Nine-year-old Luai and his mother are visiting a primary health clinic, run by Yemen Red Crescent Society in Yemen’s capital Sanaa.
Luai has been sick for a while with a fever that shows no sign of abating.
“His body is weak. He was fine, when he was little, but then his body started to weaken. I am worried, he cannot fight diseases,” says his mother Fatima.
Doctor Anisha examines the little boy and it does not take her long to conclude that he is malnourished and has anemia. There is also a risk that Luai is suffering from internal parasites, a condition common in many Yemeni children.
Doctor Anisha prescribes iron and multivitamins. That is all she can do.
But this visit to the clinic is a short-term solution. When Luai goes home, his parents can only afford to buy rice and bread because of the sky rocketing food prices in Sanaa. Vegetables are a luxury the family can only afford once a month - like so many other Yemeni families who suffer from the impacts of the 5-year long conflict.
Lack of medicine and doctors
According to doctor Anisha who has worked in the clinic for 17 years, Luai’s story is sadly familiar.
“Five years ago, we did not see many cases of malnutrition”, she says.
“But now there are cases in all health clinics around the country. I am worried because it affects their ability to learn in school. We only see the mild cases in this clinic.”
Doctor Anisha also sees many malnourished pregnant women which can lead to complications like low birth weight and premature births.
According to UN OCHA 3,2 million women and children in Yemen are acutely malnourished - the number of children suffering from severe acute malnutrition has increased by 90% in the last three years.
And it is not only malnutrition the children suffer from.
“We see that diseases like measles, diphtheria and chicken pox have returned.

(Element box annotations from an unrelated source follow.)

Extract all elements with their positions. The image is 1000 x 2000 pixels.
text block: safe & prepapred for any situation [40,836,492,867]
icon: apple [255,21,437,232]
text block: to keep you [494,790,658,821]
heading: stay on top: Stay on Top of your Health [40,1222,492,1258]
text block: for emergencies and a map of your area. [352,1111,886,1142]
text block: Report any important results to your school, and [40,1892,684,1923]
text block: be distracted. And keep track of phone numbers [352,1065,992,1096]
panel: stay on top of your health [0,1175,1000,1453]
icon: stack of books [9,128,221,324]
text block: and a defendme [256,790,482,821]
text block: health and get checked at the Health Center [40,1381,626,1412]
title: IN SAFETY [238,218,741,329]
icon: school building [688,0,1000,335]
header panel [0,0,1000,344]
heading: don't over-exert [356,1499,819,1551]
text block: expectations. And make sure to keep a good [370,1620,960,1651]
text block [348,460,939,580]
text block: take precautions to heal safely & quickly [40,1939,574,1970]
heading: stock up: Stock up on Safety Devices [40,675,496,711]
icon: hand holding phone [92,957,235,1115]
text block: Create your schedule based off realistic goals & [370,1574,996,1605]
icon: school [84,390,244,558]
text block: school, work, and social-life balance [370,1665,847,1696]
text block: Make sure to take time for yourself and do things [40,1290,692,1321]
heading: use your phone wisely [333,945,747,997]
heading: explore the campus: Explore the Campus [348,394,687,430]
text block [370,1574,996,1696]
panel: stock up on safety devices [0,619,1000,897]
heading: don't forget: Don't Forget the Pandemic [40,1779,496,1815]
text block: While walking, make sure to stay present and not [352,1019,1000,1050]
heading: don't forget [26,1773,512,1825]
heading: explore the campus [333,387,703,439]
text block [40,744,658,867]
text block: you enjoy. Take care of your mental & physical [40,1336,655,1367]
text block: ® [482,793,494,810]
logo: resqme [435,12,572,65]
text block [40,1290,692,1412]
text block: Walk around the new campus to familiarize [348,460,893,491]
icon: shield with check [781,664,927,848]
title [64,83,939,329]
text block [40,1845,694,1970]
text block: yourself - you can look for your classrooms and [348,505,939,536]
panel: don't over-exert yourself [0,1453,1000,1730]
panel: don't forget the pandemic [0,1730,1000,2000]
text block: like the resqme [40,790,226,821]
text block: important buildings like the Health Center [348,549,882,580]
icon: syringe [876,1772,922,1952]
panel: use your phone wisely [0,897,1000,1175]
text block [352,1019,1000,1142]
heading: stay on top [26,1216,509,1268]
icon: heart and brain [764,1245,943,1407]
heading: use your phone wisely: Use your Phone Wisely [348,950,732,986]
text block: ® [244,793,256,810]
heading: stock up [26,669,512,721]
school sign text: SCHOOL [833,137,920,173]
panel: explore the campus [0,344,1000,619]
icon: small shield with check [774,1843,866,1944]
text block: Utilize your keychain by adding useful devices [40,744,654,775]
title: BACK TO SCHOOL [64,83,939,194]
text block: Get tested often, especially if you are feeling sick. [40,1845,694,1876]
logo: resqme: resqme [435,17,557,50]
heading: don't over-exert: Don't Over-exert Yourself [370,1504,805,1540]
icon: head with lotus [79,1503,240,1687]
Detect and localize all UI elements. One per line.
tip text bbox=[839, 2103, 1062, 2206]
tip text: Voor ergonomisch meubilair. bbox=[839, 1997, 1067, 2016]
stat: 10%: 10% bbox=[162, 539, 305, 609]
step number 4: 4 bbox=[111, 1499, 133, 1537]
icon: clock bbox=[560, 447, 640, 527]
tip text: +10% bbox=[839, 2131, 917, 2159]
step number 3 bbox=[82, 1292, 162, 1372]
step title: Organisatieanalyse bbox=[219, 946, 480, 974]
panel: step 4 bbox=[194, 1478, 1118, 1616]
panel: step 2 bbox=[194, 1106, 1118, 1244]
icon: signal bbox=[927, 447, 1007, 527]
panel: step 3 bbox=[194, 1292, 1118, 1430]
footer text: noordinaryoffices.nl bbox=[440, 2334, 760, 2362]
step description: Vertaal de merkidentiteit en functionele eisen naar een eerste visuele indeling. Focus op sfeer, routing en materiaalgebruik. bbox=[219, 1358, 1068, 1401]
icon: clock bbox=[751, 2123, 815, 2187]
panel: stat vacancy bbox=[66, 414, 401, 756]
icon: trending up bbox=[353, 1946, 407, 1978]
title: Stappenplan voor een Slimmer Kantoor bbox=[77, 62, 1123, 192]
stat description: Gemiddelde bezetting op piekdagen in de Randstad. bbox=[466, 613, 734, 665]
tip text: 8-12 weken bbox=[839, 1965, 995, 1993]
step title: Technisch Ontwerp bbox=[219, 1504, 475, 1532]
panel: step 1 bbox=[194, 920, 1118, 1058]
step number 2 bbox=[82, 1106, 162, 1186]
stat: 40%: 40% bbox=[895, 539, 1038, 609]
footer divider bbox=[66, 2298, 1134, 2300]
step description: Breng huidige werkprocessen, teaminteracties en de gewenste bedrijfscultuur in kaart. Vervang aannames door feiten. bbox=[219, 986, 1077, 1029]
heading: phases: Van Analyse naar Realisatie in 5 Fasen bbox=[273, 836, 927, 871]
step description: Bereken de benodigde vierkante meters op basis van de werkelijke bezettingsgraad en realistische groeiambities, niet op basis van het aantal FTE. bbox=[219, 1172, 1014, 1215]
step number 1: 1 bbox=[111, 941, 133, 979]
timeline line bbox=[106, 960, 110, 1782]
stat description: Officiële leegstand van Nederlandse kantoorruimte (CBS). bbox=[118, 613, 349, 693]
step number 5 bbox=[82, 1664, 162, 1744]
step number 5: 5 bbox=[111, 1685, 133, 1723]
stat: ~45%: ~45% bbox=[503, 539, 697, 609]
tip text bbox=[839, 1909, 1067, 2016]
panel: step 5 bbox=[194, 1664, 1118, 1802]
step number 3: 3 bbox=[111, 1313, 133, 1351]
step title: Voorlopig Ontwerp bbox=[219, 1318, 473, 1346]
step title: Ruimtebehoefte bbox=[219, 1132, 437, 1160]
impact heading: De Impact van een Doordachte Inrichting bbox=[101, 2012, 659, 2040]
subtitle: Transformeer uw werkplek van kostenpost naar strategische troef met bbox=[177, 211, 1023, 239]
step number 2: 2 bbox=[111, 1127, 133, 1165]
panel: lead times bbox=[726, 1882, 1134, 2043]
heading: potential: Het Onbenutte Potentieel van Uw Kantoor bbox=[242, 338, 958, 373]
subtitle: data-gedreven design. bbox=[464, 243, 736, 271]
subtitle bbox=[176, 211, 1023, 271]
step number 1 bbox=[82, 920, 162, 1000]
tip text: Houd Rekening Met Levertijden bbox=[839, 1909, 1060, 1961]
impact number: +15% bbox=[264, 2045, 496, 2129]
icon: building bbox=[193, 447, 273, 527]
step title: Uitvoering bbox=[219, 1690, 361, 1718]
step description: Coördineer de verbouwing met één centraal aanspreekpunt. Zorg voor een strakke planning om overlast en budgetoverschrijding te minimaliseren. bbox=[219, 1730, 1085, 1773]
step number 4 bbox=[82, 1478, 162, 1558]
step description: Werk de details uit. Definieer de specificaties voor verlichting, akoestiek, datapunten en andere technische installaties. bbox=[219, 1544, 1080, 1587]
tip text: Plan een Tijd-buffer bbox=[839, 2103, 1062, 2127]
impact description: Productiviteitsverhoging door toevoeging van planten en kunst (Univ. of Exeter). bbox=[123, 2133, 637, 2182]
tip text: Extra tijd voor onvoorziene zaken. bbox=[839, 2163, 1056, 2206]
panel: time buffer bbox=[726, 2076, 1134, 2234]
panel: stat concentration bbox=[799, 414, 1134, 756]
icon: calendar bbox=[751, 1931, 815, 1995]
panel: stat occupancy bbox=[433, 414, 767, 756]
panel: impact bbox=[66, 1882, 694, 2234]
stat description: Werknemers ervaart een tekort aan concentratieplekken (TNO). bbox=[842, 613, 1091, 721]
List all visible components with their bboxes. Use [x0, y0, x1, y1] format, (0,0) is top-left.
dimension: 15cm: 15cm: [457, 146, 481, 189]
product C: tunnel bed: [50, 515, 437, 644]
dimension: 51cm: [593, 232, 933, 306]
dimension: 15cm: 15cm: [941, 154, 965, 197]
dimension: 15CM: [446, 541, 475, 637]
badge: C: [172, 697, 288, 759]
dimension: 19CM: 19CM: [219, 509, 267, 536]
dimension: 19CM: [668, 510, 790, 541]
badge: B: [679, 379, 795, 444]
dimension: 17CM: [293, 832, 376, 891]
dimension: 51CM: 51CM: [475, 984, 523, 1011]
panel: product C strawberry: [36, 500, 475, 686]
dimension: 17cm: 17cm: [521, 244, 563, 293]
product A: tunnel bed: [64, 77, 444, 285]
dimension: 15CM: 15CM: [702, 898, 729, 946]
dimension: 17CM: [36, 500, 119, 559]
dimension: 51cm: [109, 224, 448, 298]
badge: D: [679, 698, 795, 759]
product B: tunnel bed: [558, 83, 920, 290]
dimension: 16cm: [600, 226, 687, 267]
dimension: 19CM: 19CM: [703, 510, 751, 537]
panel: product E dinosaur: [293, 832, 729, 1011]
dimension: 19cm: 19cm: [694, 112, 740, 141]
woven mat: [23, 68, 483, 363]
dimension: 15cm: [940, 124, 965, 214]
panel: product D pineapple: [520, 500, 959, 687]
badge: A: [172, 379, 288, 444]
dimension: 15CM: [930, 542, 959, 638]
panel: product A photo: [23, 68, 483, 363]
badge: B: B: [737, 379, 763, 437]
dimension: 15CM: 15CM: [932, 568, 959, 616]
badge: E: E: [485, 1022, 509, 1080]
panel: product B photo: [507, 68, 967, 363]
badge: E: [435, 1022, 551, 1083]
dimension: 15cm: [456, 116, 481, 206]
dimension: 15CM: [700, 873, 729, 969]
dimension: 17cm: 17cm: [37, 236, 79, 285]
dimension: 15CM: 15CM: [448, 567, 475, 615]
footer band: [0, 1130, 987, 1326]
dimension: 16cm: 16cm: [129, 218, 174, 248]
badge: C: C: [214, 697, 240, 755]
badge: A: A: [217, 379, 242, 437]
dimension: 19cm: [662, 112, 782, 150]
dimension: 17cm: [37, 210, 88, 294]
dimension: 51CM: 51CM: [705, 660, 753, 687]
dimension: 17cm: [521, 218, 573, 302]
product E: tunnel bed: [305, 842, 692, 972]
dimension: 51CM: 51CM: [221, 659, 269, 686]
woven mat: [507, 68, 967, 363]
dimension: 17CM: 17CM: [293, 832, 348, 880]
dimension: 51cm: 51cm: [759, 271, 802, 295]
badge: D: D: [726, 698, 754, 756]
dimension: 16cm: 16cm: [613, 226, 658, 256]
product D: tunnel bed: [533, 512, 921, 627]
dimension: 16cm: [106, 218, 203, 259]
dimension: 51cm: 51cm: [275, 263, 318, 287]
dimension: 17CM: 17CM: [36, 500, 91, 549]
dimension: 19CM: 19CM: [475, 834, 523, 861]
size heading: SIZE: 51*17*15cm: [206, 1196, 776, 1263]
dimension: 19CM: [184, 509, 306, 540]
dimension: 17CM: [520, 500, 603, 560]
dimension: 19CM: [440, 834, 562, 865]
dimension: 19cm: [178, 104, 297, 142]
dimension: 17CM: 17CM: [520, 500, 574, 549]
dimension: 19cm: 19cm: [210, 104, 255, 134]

They were not present before the conflict,” says doctor Anisha.
She used to vaccinate the children, but the clinic can no longer provide this vital service. The vaccinations need to be stored in a cold place, but because of the lack of electricity and fuel, this is no longer an option.
It is the same story with the X-ray machine which has not been working since the beginning of the conflict. And the ultrasound scanner has been silent for the last year, since the clinic cannot afford to pay salary to an ultrasound doctor who can operate it.
Doctor Anisha is the only doctor to help the approximately 40 patients who come to the clinic every day.
“We need more doctors and nurses in the clinic,” she says, adding:
“And we need medicine to treat patients with hypertension and diabetes. We can check their blood pressure and blood sugar, but we cannot give them medicine. Medicine is the most important.”
The clinic has a laboratory, but currently they cannot carry out liver, kidney and cholesterol tests because of lack of equipment. Today it is free for the patients to get tests done in the laboratory, but in the future, the clinic might be forced to demand payment.
It is not going to be easy for the patients.
“Our patients are poor,” says doctor Anisha.
Stay and risk your own life
Many doctors and nurses have fled from the conflict in Yemen. But not Doctor Anisha.
“The future is horrible. If you stay here, you are killing yourself. But I stay and do my best. I cannot leave my patients here. I would feel bad, if they came and asked for me, and I wasn’t there.”
“We help people the best we can.”
According to UN OCHA an estimated 19.7 million people in Yemen lack access to basic healthcare.
But only 51% of the health facilities are functioning.
The Yemen Red Crescent Society currently runs 22 health facilities around the country.